Humanitarian Equipment and the Politics of Need
In this seminar, Peter Redfield will unpack the politics of humanitarian equipment and the assumptions it entails about human needs and what a satisfactory life might be.
A Mobile Milieu: Humanitarian Equipment and the Politics of Need
Approaching human mobility from the perspective of milieu — the intimate, inclusive envelope of immediate environment — this seminar focuses on humanitarian equipment, from refugee camps to innovative devices that seek to provide for basic needs such as water and sanitation.
Such objects offer little prospect of producing a satisfying response to human suffering. They also increasingly reflect market interests as much as technocratic planning. Nonetheless, their very inadequacies can expose conflicting assumptions about human needs and aspirations.

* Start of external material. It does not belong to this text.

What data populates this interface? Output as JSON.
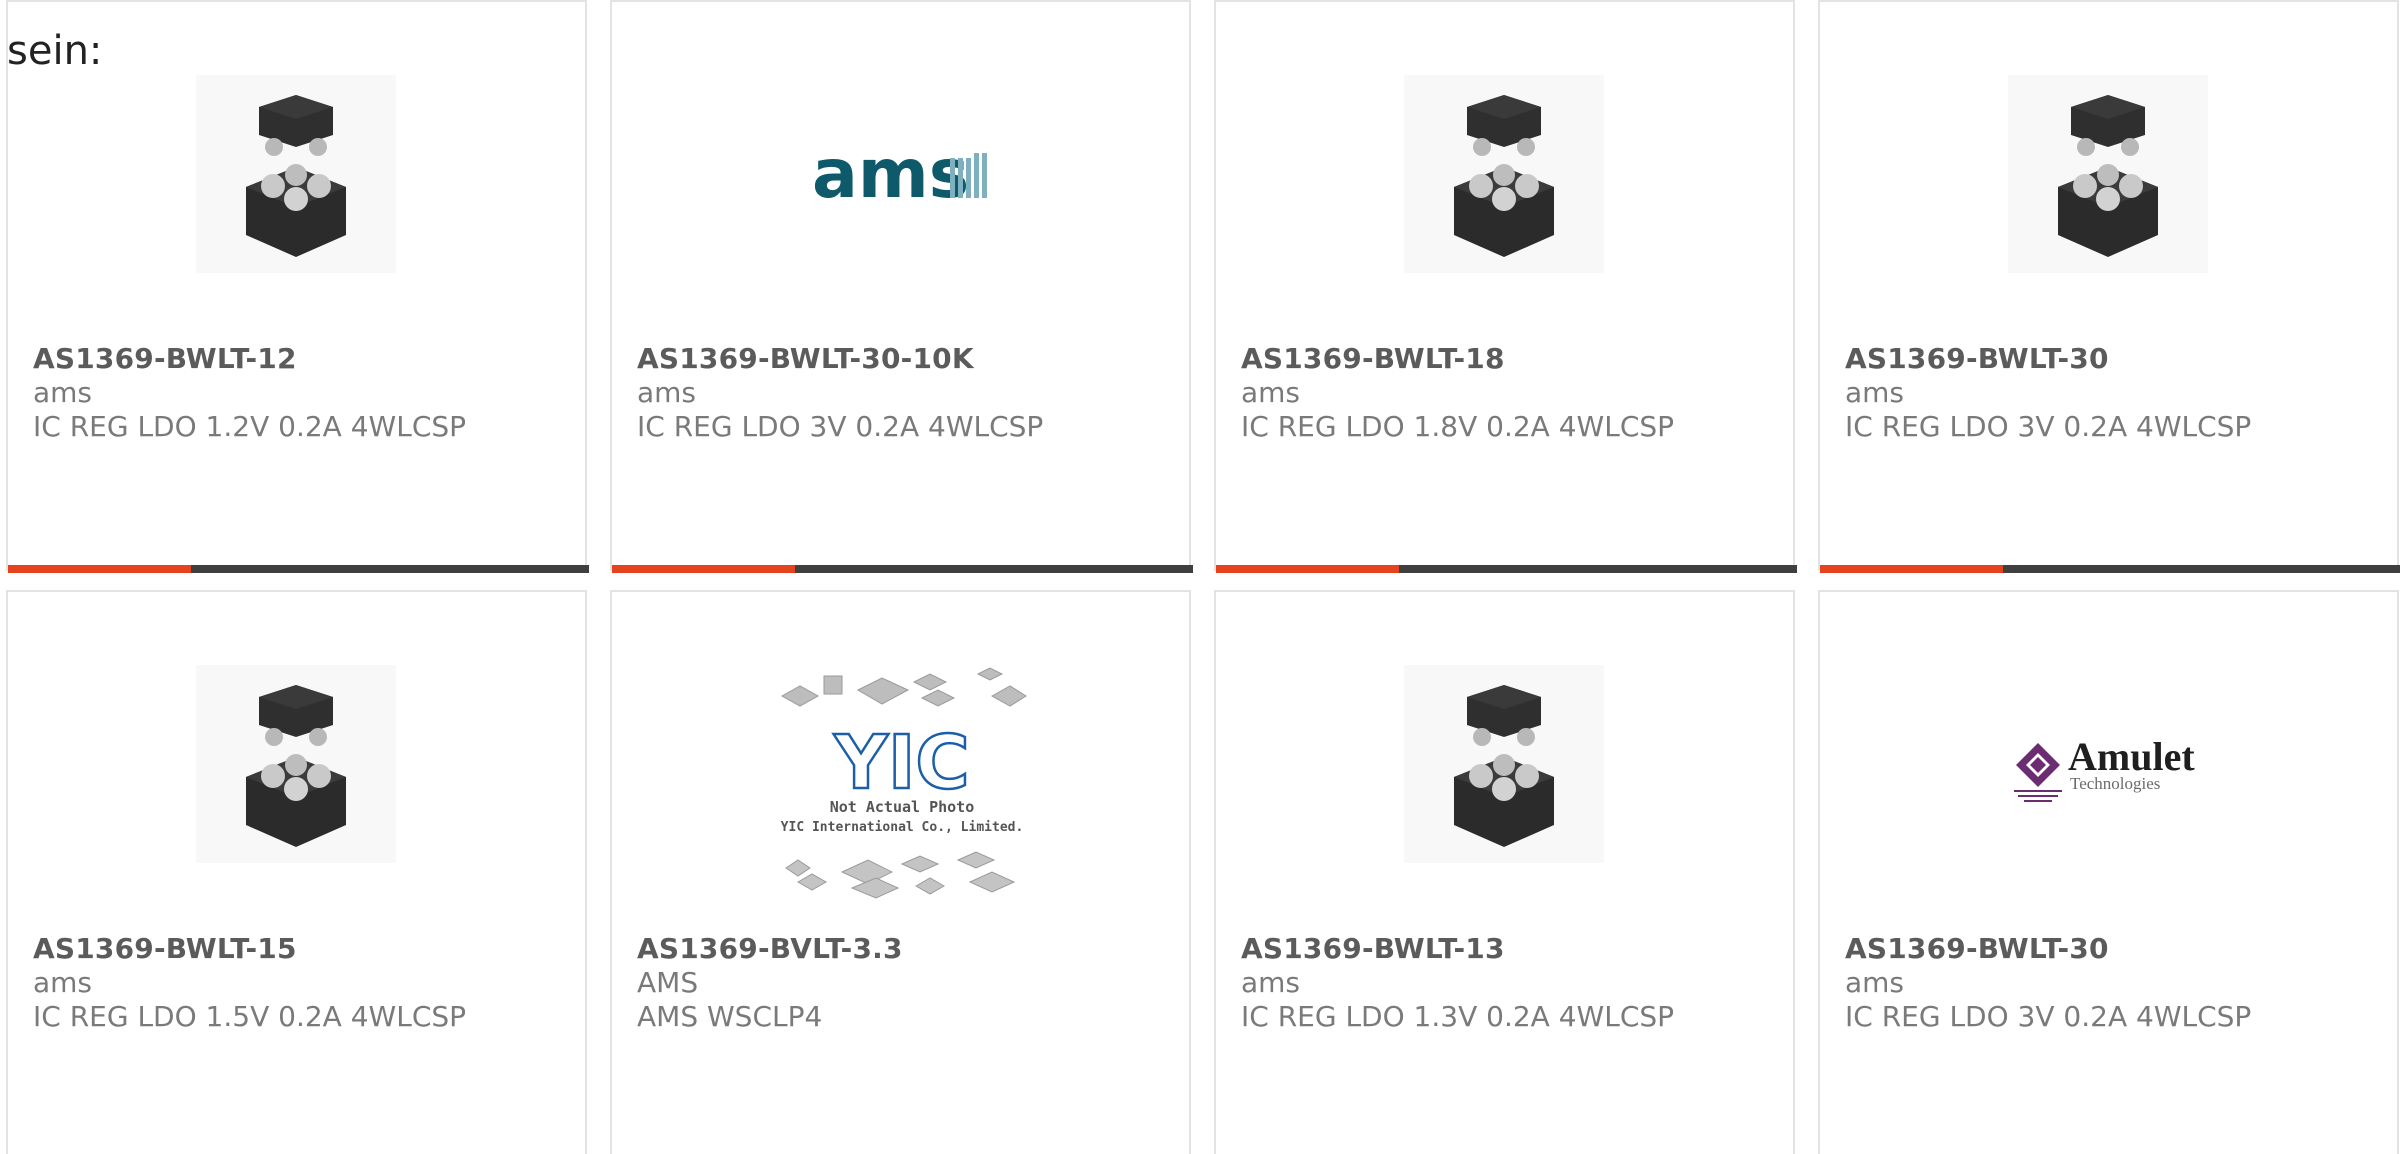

Tensions between understandings of what constitutes a satisfactory life emerge at a mundane level, positioning these devices as scalar connection points between individual experience and social imagination. Milieu, I thus suggest, can serve as a revealing conceptual site to investigate the political terrain exposed by human mobility, including rival strains of humanitarian concern, rights advocacy, national identification and ecological anxiety.
About Peter Redfield
Peter Redfield is a Professor of Anthropology at the University of North Carolina at Chapel Hill interested in transnational expertise and the practice of science, technology and medicine in global humanitarian contexts. He is the author of Life in Crisis: The Ethical Journey of Doctors Without Borders (California 2013) and the President of the Society for Cultural Anthropology for the period 2017-2019.

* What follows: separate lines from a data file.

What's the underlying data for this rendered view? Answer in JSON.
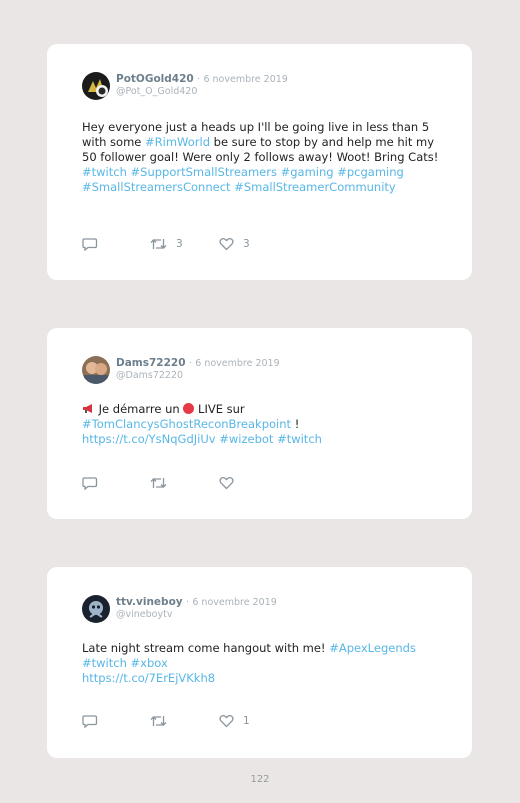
{
  "tweets": [
    {
      "name": "PotOGold420",
      "separator": "·",
      "date": "6 novembre 2019",
      "handle": "@Pot_O_Gold420",
      "text_parts": [
        {
          "t": "Hey everyone just a heads up I'll be going live in less than 5 with some ",
          "tag": false
        },
        {
          "t": "#RimWorld",
          "tag": true
        },
        {
          "t": " be sure to stop by and help me hit my 50 follower goal! Were only 2 follows away! Woot! Bring Cats!",
          "tag": false
        }
      ],
      "hashtags": "#twitch #SupportSmallStreamers #gaming #pcgaming #SmallStreamersConnect #SmallStreamerCommunity",
      "retweets": "3",
      "likes": "3"
    },
    {
      "name": "Dams72220",
      "separator": "·",
      "date": "6 novembre 2019",
      "handle": "@Dams72220",
      "line1_a": "Je démarre un",
      "line1_b": "LIVE sur",
      "tag_game": "#TomClancysGhostReconBreakpoint",
      "after_game": " !",
      "link": "https://t.co/YsNqGdJiUv",
      "tags_end": "#wizebot #twitch",
      "retweets": "",
      "likes": ""
    },
    {
      "name": "ttv.vineboy",
      "separator": "·",
      "date": "6 novembre 2019",
      "handle": "@vineboytv",
      "text": "Late night stream come hangout with me! ",
      "tag1": "#ApexLegends",
      "tags2": "#twitch #xbox",
      "link": "https://t.co/7ErEjVKkh8",
      "retweets": "",
      "likes": "1"
    }
  ],
  "page_number": "122"
}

A light refreshment will be served, please register:
On the seminar series "Global Health Unpacked"
“Global Health Unpacked” is a seminar series that aims to bring together the global health community on a regular basis to critically discuss key debates in Global Health in informal and interactive seminars. Guest speakers (both from the University of Oslo and from other universities) will bring an original perspective to the topic and engage in a conversation with the audience.
With this forum, we also hope to facilitate exchanges and collaborations between global health researchers and students present in Oslo and foster interdisciplinary research. “Global Health Unpacked” is jointly organized by the research group Power and Politics of Global Health, Centre for Development and the Environment, UiO Centre for Global Health and Universal Health Coverage and the Public Good in Africa.